Lucentis Treatment and Side Effects
December 22 2015 by
Ray Sahelian, M.D.

Lucentis ( ranibizumab injection, Genentech ) is used for the treatment of neovascular (wet) age-related macular degeneration. Lucentis was approved by the U.S. Food and Drug Administration in June 2007. Lucentis, given by monthly injection into the eye, has an annual cost of $10,000 to $14,000. Like Genentech's cancer drug Avastin, it is designed to work by cutting off nutrients needed for growth of blood vessels. Some doctors have been using Avastin, which has a lower price tag, to treat eye patients.

Lucentis Treatment
Lucentis treats the wet form of age-related macular degeneration, a disorder where blood vessels behind the retina leak blood and fluid, worsening vision and often causing blindness. An estimated 90 percent of the 1.4 million Americans who have lost their eyesight due to the disorder have the wet form. Lucentis, made by the South San Francisco, Calif., biotechnology company Genentech Inc., inhibits the growth of blood vessels when injected into the eye.
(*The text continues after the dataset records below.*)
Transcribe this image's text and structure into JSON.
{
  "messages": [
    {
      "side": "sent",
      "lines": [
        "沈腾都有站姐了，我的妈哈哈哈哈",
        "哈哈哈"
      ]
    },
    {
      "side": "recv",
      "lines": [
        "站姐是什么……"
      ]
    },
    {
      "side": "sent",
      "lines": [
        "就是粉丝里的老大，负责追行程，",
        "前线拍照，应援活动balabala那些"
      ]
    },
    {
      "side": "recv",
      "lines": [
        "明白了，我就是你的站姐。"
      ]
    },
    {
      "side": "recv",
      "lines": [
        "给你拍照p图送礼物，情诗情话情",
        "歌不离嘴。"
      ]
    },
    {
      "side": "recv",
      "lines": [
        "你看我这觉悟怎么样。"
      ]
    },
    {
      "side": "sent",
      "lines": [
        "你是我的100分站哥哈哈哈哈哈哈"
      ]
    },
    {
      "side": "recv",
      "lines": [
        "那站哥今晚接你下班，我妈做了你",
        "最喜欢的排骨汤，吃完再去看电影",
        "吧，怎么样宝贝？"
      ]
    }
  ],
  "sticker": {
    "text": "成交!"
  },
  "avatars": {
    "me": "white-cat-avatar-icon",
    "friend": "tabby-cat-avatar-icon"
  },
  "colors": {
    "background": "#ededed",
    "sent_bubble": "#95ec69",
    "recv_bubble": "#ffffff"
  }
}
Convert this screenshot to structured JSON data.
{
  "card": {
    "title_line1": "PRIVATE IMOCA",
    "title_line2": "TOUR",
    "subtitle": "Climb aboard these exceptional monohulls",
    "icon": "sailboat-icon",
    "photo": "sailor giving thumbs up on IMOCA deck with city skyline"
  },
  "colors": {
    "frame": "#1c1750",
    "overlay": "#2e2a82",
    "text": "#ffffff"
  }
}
Drugs Aging. 2013. Ranibizumab: a review of its use in the treatment of neovascular age-related macular degeneration. Notwithstanding the availability of other similarly effective anti-VEGF therapies that are approved (aflibercept) or unapproved (bevacizumab), ranibizumab continues to set the standard as regards the totality of evidence from randomized clinical trials demonstrating its efficacy and tolerability (particularly that of the monthly regimen) in the treatment of neovascular AMD.
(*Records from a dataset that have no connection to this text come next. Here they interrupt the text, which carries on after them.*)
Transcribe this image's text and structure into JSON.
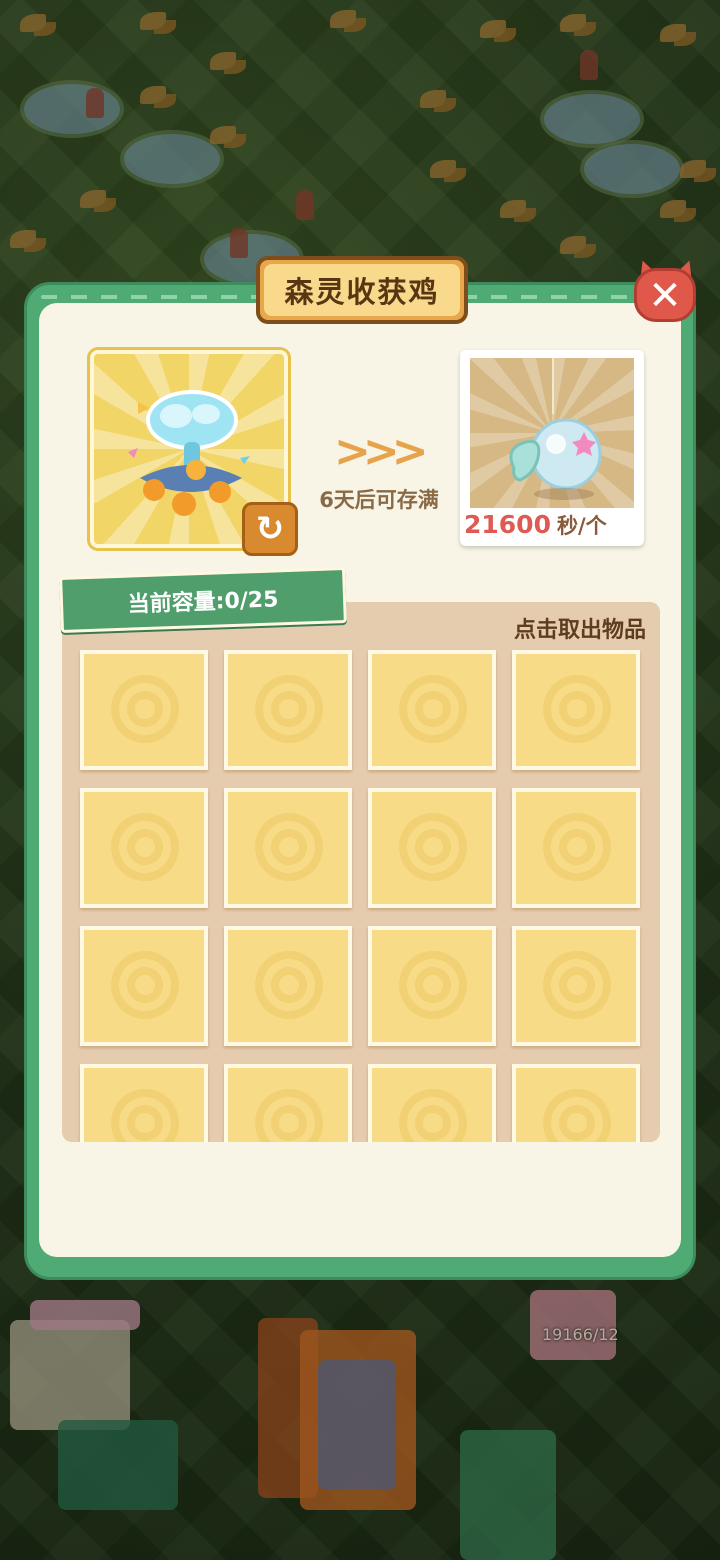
{
  "dialog": {
    "title": "森灵收获鸡",
    "close_icon": "close-icon"
  },
  "production": {
    "source_icon": "tree-of-chickens-icon",
    "swap_icon": "swap-arrow-icon",
    "arrows_text": ">>>",
    "fill_time_text": "6天后可存满",
    "output_icon": "spirit-bubble-icon",
    "rate_value": "21600",
    "rate_unit": "秒/个"
  },
  "storage": {
    "capacity_label": "当前容量:0/25",
    "tap_hint": "点击取出物品",
    "slot_count_visible": 16
  },
  "background": {
    "counter_text": "19166/12"
  },
  "colors": {
    "dialog_green": "#4faa74",
    "panel_cream": "#f8f5e6",
    "slot_yellow": "#f7db86",
    "rate_red": "#e05a54",
    "close_red": "#e0584a"
  }
}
Lucentis side effects, safety, danger
The most common Lucentis side effects are red eye, eye pain, and small specks in vision. Serious adverse reactions include eye infection and detached retina. Other serious Lucentis side effects include Increases in eye pressure, often within 1 hour of an injection. An arterial thromboembolic event is an uncommon Lucentis side effect. In 2007 another Lucentis side effect was reported, a higher risk of stroke.
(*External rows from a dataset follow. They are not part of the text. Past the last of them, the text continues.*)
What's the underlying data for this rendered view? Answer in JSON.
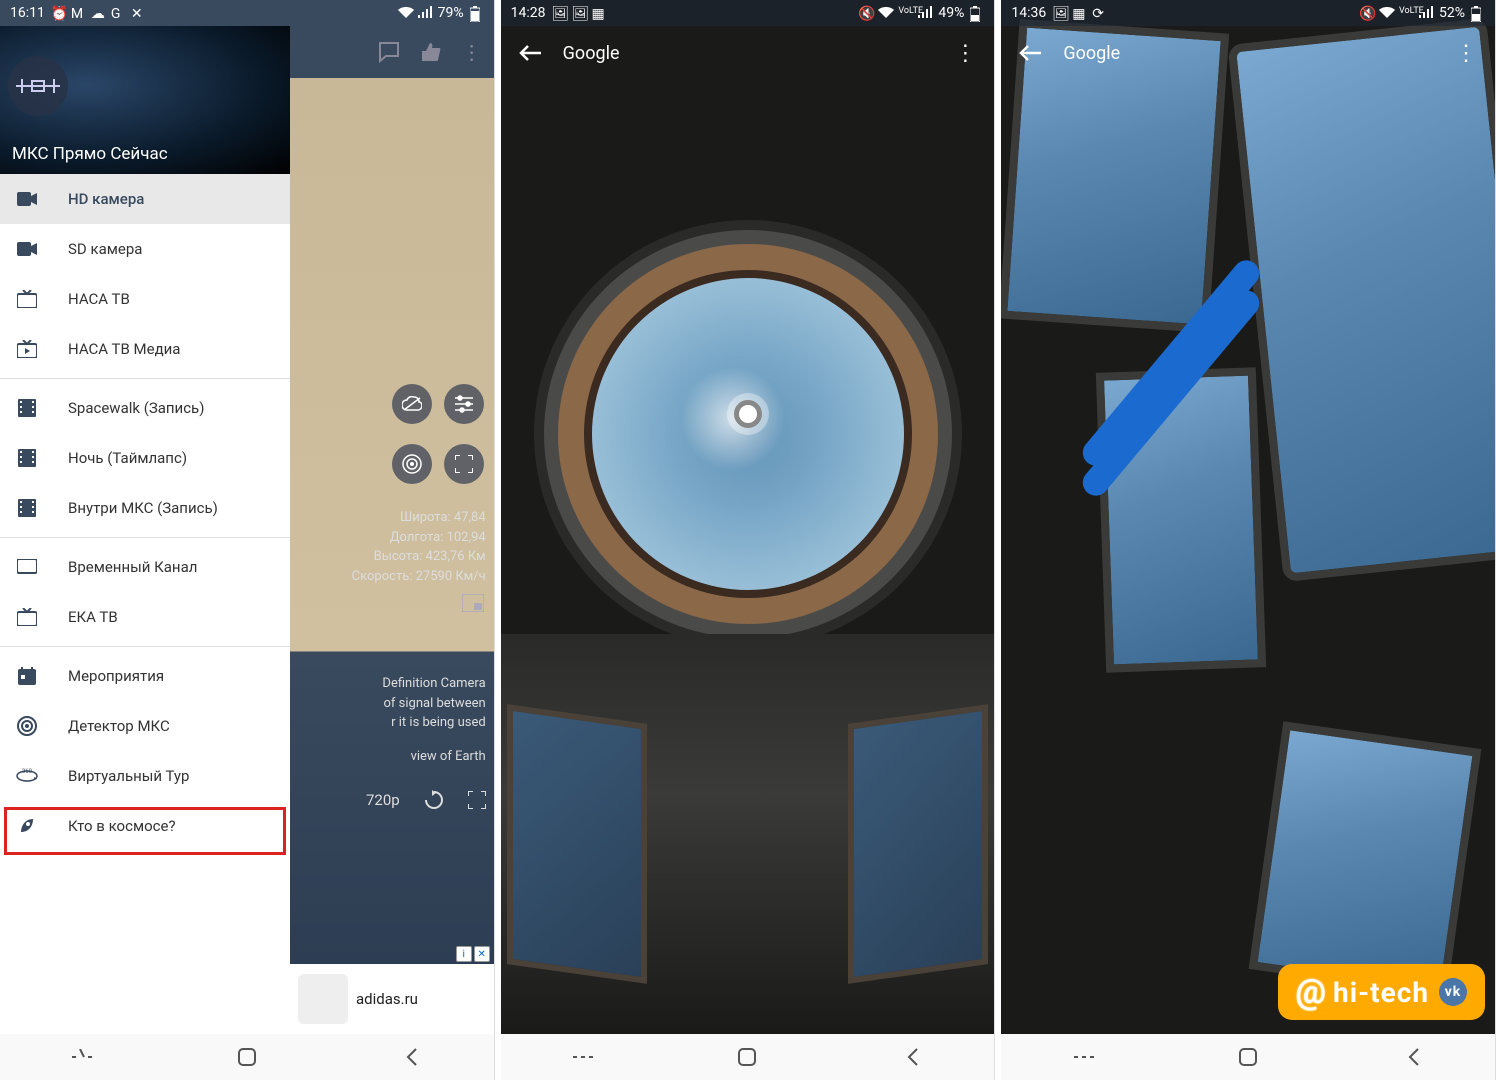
{
  "p1": {
    "status": {
      "time": "16:11",
      "battery": "79%"
    },
    "drawer": {
      "title": "МКС Прямо Сейчас",
      "items": [
        {
          "id": "hd-camera",
          "label": "HD камера",
          "icon": "camera",
          "active": true
        },
        {
          "id": "sd-camera",
          "label": "SD камера",
          "icon": "camera"
        },
        {
          "id": "nasa-tv",
          "label": "НАСА ТВ",
          "icon": "tv"
        },
        {
          "id": "nasa-tv-media",
          "label": "НАСА ТВ Медиа",
          "icon": "tv-play"
        },
        {
          "divider": true
        },
        {
          "id": "spacewalk",
          "label": "Spacewalk (Запись)",
          "icon": "film"
        },
        {
          "id": "night",
          "label": "Ночь (Таймлапс)",
          "icon": "film"
        },
        {
          "id": "inside-iss",
          "label": "Внутри МКС (Запись)",
          "icon": "film"
        },
        {
          "divider": true
        },
        {
          "id": "temp-channel",
          "label": "Временный Канал",
          "icon": "monitor"
        },
        {
          "id": "eka-tv",
          "label": "ЕКА ТВ",
          "icon": "tv"
        },
        {
          "divider": true
        },
        {
          "id": "events",
          "label": "Мероприятия",
          "icon": "calendar"
        },
        {
          "id": "detector",
          "label": "Детектор МКС",
          "icon": "radar"
        },
        {
          "id": "virtual-tour",
          "label": "Виртуальный Тур",
          "icon": "vr",
          "highlight": true
        },
        {
          "id": "whos-in-space",
          "label": "Кто в космосе?",
          "icon": "rocket"
        }
      ]
    },
    "behind": {
      "lat": "Широта: 47,84",
      "lon": "Долгота: 102,94",
      "alt": "Высота: 423,76 Км",
      "speed": "Скорость: 27590 Км/ч",
      "info1": "Definition Camera",
      "info2": "of signal between",
      "info3": "r it is being used",
      "info4": "view of Earth",
      "quality": "720p",
      "ad": "adidas.ru"
    }
  },
  "p2": {
    "status": {
      "time": "14:28",
      "battery": "49%"
    },
    "title": "Google"
  },
  "p3": {
    "status": {
      "time": "14:36",
      "battery": "52%"
    },
    "title": "Google",
    "watermark": "hi-tech"
  }
}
Lucentis for macular edema
Eye injections of the drug Lucentis appear to be useful in the treatment of a potentially blinding eye condition called macular edema that can afflict people with diabetes. In diabetic macular edema, fluid accumulates in part of the retina responsible for central vision. Increased expression of the growth factor known as VEGF is thought to play a role in macular edema. Therefore, treatments that block VEGF, like Lucentis, could potentially be useful. Previous reports have shown Lucentis to be effective in cases of age-related macular degeneration. American Journal of Ophthalmology December 2006.